Background: Skeletal myoblasts (SkMs) has provided a promising treatment for myocardial infarction (MI). Functioning as posttranscriptional regulators, microRNAs (miRNAs) play important roles in cardiac repairment and stem cell regulation. However, the correlation between miRNAs and their targeted genes in SkM cell therapy for MI was not fully understood.
Methods: We explored the cardioprotection by SkMs in infracted rats and determined cardiac functions at 4 weeks. In addition, we compared the expression profiles of miRNAs and mRNAs in post-MI rats with or without SkM cell therapy using microarray. The concordance between miRNA expression and mRNA levels of potential target genes was confirmed by quantitative real-time PCR.

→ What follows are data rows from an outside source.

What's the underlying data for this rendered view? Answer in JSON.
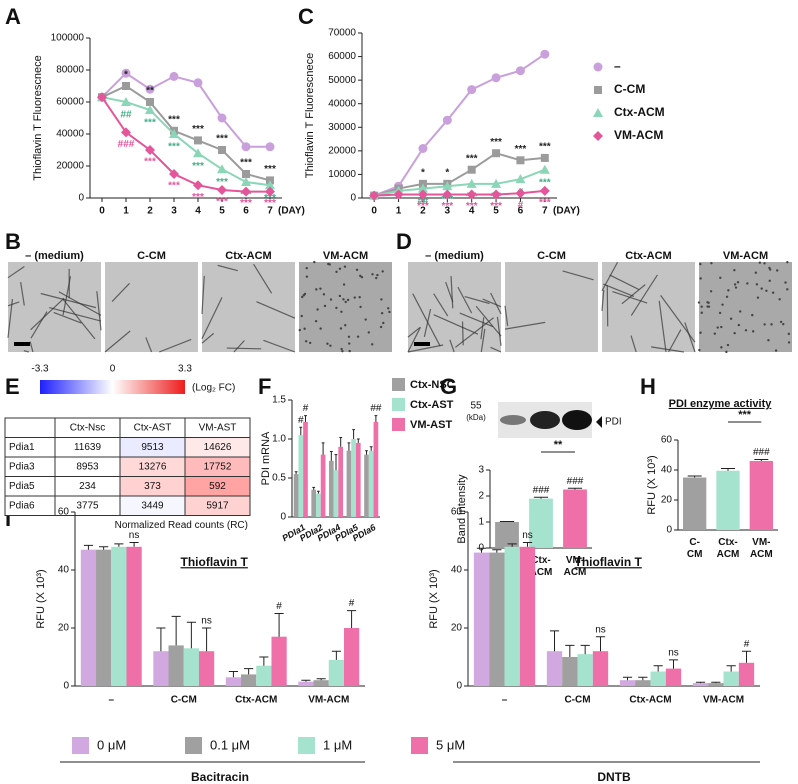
{
  "panel_labels": [
    "A",
    "B",
    "C",
    "D",
    "E",
    "F",
    "G",
    "H",
    "I"
  ],
  "micrographs": [
    {
      "labels": [
        "– (medium)",
        "C-CM",
        "Ctx-ACM",
        "VM-ACM"
      ]
    },
    {
      "labels": [
        "– (medium)",
        "C-CM",
        "Ctx-ACM",
        "VM-ACM"
      ]
    }
  ],
  "heatmap_table": {
    "colorbar": {
      "range": [
        -3.3,
        3.3
      ],
      "ticks": [
        -3.3,
        0,
        3.3
      ],
      "label": "(Log₂ FC)"
    },
    "columns": [
      "Ctx-Nsc",
      "Ctx-AST",
      "VM-AST"
    ],
    "rows": [
      {
        "name": "Pdia1",
        "values": [
          11639,
          9513,
          14626
        ]
      },
      {
        "name": "Pdia3",
        "values": [
          8953,
          13276,
          17752
        ]
      },
      {
        "name": "Pdia5",
        "values": [
          234,
          373,
          592
        ]
      },
      {
        "name": "Pdia6",
        "values": [
          3775,
          3449,
          5917
        ]
      }
    ],
    "caption": "Normalized Read counts (RC)"
  },
  "blot": {
    "marker": "55",
    "unit": "(kDa)",
    "band": "PDI"
  },
  "chart_data": [
    {
      "type": "line",
      "ylabel": "Thioflavin T Fluorescnece",
      "xlabel": "(DAY)",
      "x": [
        0,
        1,
        2,
        3,
        4,
        5,
        6,
        7
      ],
      "xlim": [
        -0.5,
        7.5
      ],
      "xticks": [
        0,
        1,
        2,
        3,
        4,
        5,
        6,
        7
      ],
      "series": [
        {
          "name": "–",
          "color": "#c9a0dc",
          "marker": "circle",
          "sig_color": "#c9a0dc"
        },
        {
          "name": "C-CM",
          "color": "#9b9b9b",
          "marker": "square",
          "sig_color": "#222222"
        },
        {
          "name": "Ctx-ACM",
          "color": "#8ad6b6",
          "marker": "triangle",
          "sig_color": "#3fae86"
        },
        {
          "name": "VM-ACM",
          "color": "#e4559a",
          "marker": "diamond",
          "sig_color": "#e4559a"
        }
      ],
      "panels": [
        {
          "ylim": [
            0,
            100000
          ],
          "yticks": [
            0,
            20000,
            40000,
            60000,
            80000,
            100000
          ],
          "values": [
            [
              63000,
              78000,
              68000,
              76000,
              72000,
              50000,
              32000,
              32000
            ],
            [
              63000,
              70000,
              60000,
              42000,
              36000,
              30000,
              15000,
              11000
            ],
            [
              63000,
              60000,
              55000,
              40000,
              28000,
              18000,
              10000,
              8000
            ],
            [
              63000,
              41000,
              30000,
              15000,
              8000,
              5000,
              4000,
              4000
            ]
          ],
          "sig": [
            [
              null,
              null,
              null,
              null,
              null,
              null,
              null,
              null
            ],
            [
              null,
              "*",
              "**",
              "***",
              "***",
              "***",
              "***",
              "***"
            ],
            [
              null,
              "##",
              "***",
              "***",
              "***",
              "***",
              "***",
              "***"
            ],
            [
              null,
              "###",
              "***",
              "***",
              "***",
              "***",
              "***",
              "***"
            ]
          ]
        },
        {
          "ylim": [
            0,
            70000
          ],
          "yticks": [
            0,
            10000,
            20000,
            30000,
            40000,
            50000,
            60000,
            70000
          ],
          "values": [
            [
              1000,
              5000,
              21000,
              33000,
              46000,
              51000,
              54000,
              61000
            ],
            [
              1000,
              4000,
              6000,
              6000,
              12000,
              19000,
              16000,
              17000
            ],
            [
              1000,
              3000,
              4000,
              5000,
              6000,
              6000,
              8000,
              12000
            ],
            [
              1000,
              1500,
              1500,
              1500,
              1500,
              1500,
              2000,
              3000
            ]
          ],
          "sig": [
            [
              null,
              null,
              null,
              null,
              null,
              null,
              null,
              null
            ],
            [
              null,
              null,
              "*",
              "*",
              "***",
              "***",
              "***",
              "***"
            ],
            [
              null,
              null,
              "##",
              "***",
              "***",
              "***",
              "#",
              "***"
            ],
            [
              null,
              null,
              "***",
              "***",
              "***",
              "***",
              "#",
              "***"
            ]
          ]
        }
      ]
    },
    {
      "type": "bar",
      "ylabel": "PDI mRNA",
      "categories": [
        "PDIa1",
        "PDIa2",
        "PDIa4",
        "PDIa5",
        "PDIa6"
      ],
      "ylim": [
        0,
        1.5
      ],
      "yticks": [
        0,
        0.5,
        {
          "value": 1,
          "label": "1.0"
        },
        1.5
      ],
      "series": [
        {
          "name": "Ctx-NSC",
          "color": "#a0a0a0",
          "values": [
            0.55,
            0.35,
            0.72,
            0.85,
            0.8
          ],
          "errors": [
            0.03,
            0.03,
            0.12,
            0.1,
            0.05
          ],
          "sig": [
            null,
            null,
            null,
            null,
            null
          ]
        },
        {
          "name": "Ctx-AST",
          "color": "#a6e3cf",
          "values": [
            1.05,
            0.3,
            0.6,
            1.0,
            0.85
          ],
          "errors": [
            0.1,
            0.03,
            0.2,
            0.12,
            0.05
          ],
          "sig": [
            "#",
            null,
            null,
            null,
            null
          ]
        },
        {
          "name": "VM-AST",
          "color": "#ef6fa9",
          "values": [
            1.22,
            0.8,
            0.9,
            0.95,
            1.22
          ],
          "errors": [
            0.08,
            0.15,
            0.12,
            0.05,
            0.08
          ],
          "sig": [
            "#",
            null,
            null,
            null,
            "##"
          ]
        }
      ]
    },
    {
      "type": "bar",
      "ylabel": "Band intensity",
      "categories": [
        "C-CM",
        "Ctx-ACM",
        "VM-ACM"
      ],
      "colors": [
        "#a0a0a0",
        "#a6e3cf",
        "#ef6fa9"
      ],
      "values": [
        1.0,
        1.9,
        2.25
      ],
      "errors": [
        0.02,
        0.05,
        0.05
      ],
      "sig": [
        null,
        "###",
        "###"
      ],
      "bracket": "**",
      "ylim": [
        0,
        3
      ],
      "yticks": [
        0,
        1,
        2,
        3
      ]
    },
    {
      "type": "bar",
      "title": "PDI enzyme activity",
      "ylabel": "RFU (X 10³)",
      "categories": [
        "C-CM",
        "Ctx-ACM",
        "VM-ACM"
      ],
      "colors": [
        "#a0a0a0",
        "#a6e3cf",
        "#ef6fa9"
      ],
      "values": [
        35,
        39.5,
        46
      ],
      "errors": [
        1,
        1.5,
        1
      ],
      "sig": [
        null,
        null,
        "###"
      ],
      "bracket": "***",
      "ylim": [
        0,
        60
      ],
      "yticks": [
        0,
        20,
        40,
        60
      ]
    },
    {
      "type": "bar",
      "ylabel": "RFU (X 10³)",
      "categories": [
        "–",
        "C-CM",
        "Ctx-ACM",
        "VM-ACM"
      ],
      "series": [
        {
          "name": "0 μM",
          "color": "#d2a8e0"
        },
        {
          "name": "0.1 μM",
          "color": "#a0a0a0"
        },
        {
          "name": "1 μM",
          "color": "#a6e3cf"
        },
        {
          "name": "5 μM",
          "color": "#ef6fa9"
        }
      ],
      "ylim": [
        0,
        60
      ],
      "yticks": [
        0,
        20,
        40,
        60
      ],
      "panels": [
        {
          "title": "Thioflavin T",
          "xlabel": "Bacitracin",
          "values": [
            [
              47,
              12,
              3,
              1.5
            ],
            [
              47,
              14,
              4,
              2
            ],
            [
              48,
              13,
              7,
              9
            ],
            [
              48,
              12,
              17,
              20
            ]
          ],
          "errors": [
            [
              1.5,
              8,
              2,
              0.5
            ],
            [
              1,
              10,
              2,
              0.5
            ],
            [
              1,
              9,
              3,
              3
            ],
            [
              1.5,
              8,
              8,
              6
            ]
          ],
          "sig": [
            [
              null,
              null,
              null,
              null
            ],
            [
              null,
              null,
              null,
              null
            ],
            [
              null,
              null,
              null,
              null
            ],
            [
              "ns",
              "ns",
              "#",
              "#"
            ]
          ]
        },
        {
          "title": "Thioflavin T",
          "xlabel": "DNTB",
          "values": [
            [
              46,
              12,
              2,
              1
            ],
            [
              46,
              10,
              2,
              1
            ],
            [
              48,
              11,
              5,
              5
            ],
            [
              48,
              12,
              6,
              8
            ]
          ],
          "errors": [
            [
              1.5,
              7,
              1,
              0.3
            ],
            [
              1,
              4,
              1,
              0.3
            ],
            [
              1,
              3,
              2,
              2
            ],
            [
              1.5,
              5,
              3,
              4
            ]
          ],
          "sig": [
            [
              null,
              null,
              null,
              null
            ],
            [
              null,
              null,
              null,
              null
            ],
            [
              null,
              null,
              null,
              null
            ],
            [
              "ns",
              "ns",
              "ns",
              "#"
            ]
          ]
        }
      ]
    }
  ]
}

Results: Quantitative echocardiography and histology showed improved cardiac function, attenuated heart infarcted area and inhibited cardiomyocyte apoptosis in the SkM group, compared with MI group. We identified that 160 miRNAs were differentially expressed in MI group as compared to the control group and 78 miRNAs were differentially expressed in the SkM treated group as compared to the untreated post-MI. We focused on a novel set of apoptosis-associated miRNAs and their target genes, among which 4 miRNAs (miR-30a-5p, miR-30c-5p, miR-145-5p, miR-140-3p), except one (miR-143-3p), were downregulated in the SkM treated group as compared to the untreated group. Furthermore, we found seven genes including Angptl4, Dpep1, Egr1, Eif5a, Tsc22d3, Irs2 and Cebpb that showed a linear correlation with which miRNAs.
Conclusions: The downregulation of apoptosis-regulatory miRNAs and in turn upregulation of target genes may partially account for rescue effect of SKM therapy for MI.